Sobre el borde del asiento, Lagos está colocado ahora entre el marido y el viudo, entre la frívola cortesía y la desesperación implacable. Usted continúa paseando, más veloz y resuelta ahora; tal vez no haya habido nunca problemas y baste con elegir entre la imagen de San Cristóbal y la luz del día en la ventana o dudar entre ambas cosas.

—Alabardero —dice el Inglés al volver; se sienta, busca un fósforo para su pipa. Tratamos de impedir que nos sorprenda mirándolo disfrazado, le agradecemos que haya sido el primero. Le miro a usted los tobillos para huir del pequeño espanto que brota de este hombre derrumbado en su sillón, acariciándose la peluca, rígido el brazo horizontal que apoya en la ridicula forma de arma envuelta en papel plateado.

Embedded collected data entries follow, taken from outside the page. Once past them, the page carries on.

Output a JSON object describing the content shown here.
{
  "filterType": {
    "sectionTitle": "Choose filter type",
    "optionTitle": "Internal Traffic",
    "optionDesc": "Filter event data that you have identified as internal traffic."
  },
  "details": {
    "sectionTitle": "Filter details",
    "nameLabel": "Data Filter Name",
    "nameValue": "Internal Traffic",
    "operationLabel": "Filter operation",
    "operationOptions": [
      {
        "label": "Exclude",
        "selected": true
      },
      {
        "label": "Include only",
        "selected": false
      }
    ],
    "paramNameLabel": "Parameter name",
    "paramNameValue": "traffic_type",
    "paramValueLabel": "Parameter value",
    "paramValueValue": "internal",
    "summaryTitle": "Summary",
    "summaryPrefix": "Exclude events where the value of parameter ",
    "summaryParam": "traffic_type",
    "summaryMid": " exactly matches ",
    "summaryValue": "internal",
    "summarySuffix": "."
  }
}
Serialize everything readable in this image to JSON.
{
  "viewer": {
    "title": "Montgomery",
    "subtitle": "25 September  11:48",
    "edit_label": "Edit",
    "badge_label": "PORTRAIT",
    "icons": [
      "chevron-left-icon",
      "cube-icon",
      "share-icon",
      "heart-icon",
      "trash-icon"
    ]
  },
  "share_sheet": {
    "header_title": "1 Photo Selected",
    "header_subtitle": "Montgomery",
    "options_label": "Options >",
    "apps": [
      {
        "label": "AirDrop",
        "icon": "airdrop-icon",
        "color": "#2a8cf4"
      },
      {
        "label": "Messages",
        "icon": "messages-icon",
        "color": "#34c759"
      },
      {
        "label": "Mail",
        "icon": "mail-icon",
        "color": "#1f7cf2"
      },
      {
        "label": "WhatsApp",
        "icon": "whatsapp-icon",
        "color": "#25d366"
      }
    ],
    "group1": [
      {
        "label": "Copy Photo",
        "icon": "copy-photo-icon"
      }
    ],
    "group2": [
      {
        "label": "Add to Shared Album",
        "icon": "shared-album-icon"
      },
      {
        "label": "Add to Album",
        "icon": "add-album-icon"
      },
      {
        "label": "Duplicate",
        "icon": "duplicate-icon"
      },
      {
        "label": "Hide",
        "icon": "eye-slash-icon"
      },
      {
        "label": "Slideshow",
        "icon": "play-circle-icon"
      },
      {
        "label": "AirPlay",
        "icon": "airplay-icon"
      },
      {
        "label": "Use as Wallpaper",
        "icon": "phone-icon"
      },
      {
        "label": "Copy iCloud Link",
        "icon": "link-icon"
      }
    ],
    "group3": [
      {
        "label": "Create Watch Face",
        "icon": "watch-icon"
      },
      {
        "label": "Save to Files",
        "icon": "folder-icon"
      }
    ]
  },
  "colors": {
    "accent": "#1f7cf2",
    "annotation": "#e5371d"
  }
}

—Bien, técnicamente perfecto —dice René—. Pero hoy termina el carnaval. En cuanto salga el sol, mañana, no podrán mover un dedo, disfrazados. Puedo hablar, entonces, de veinticuatro horas perdidas; repetir que yo las hubiera utilizado para acercarme a una frontera.

—Exacto —dice Lagos—. Usted, todos harían eso. —Hace sonar, apenas, las puntas de los dedos contra el brazo del sillón y dobla el cuerpo hacia René, no tan rápidamente como para impedir que yo sepa, aun antes de que termine el movimiento, que está mintiendo—. Y ellos, la policía, van a pensar lo mismo. Todo el mundo; hombres con máuseres en los caminos, inspección de automóviles y trenes. Tan evidente... En este mismo momento no están esperando en cada frontera. ¿Pero a quiénes esperan? —Se vuelve hacia el lugar que ocupo: sé que está hablando para usted, nada más, para derramar alternativamente en sus oídos, al paso, la convicción de que la palabra mañana conserva un sentido y de que él es infinitamente más vigoroso que su edad—. Tienen, deben tener, supongamos, descripciones de nosotros. ¿Pero encontrarán nunca nada semejante a este alabardero, al rey en que voy a convertirme?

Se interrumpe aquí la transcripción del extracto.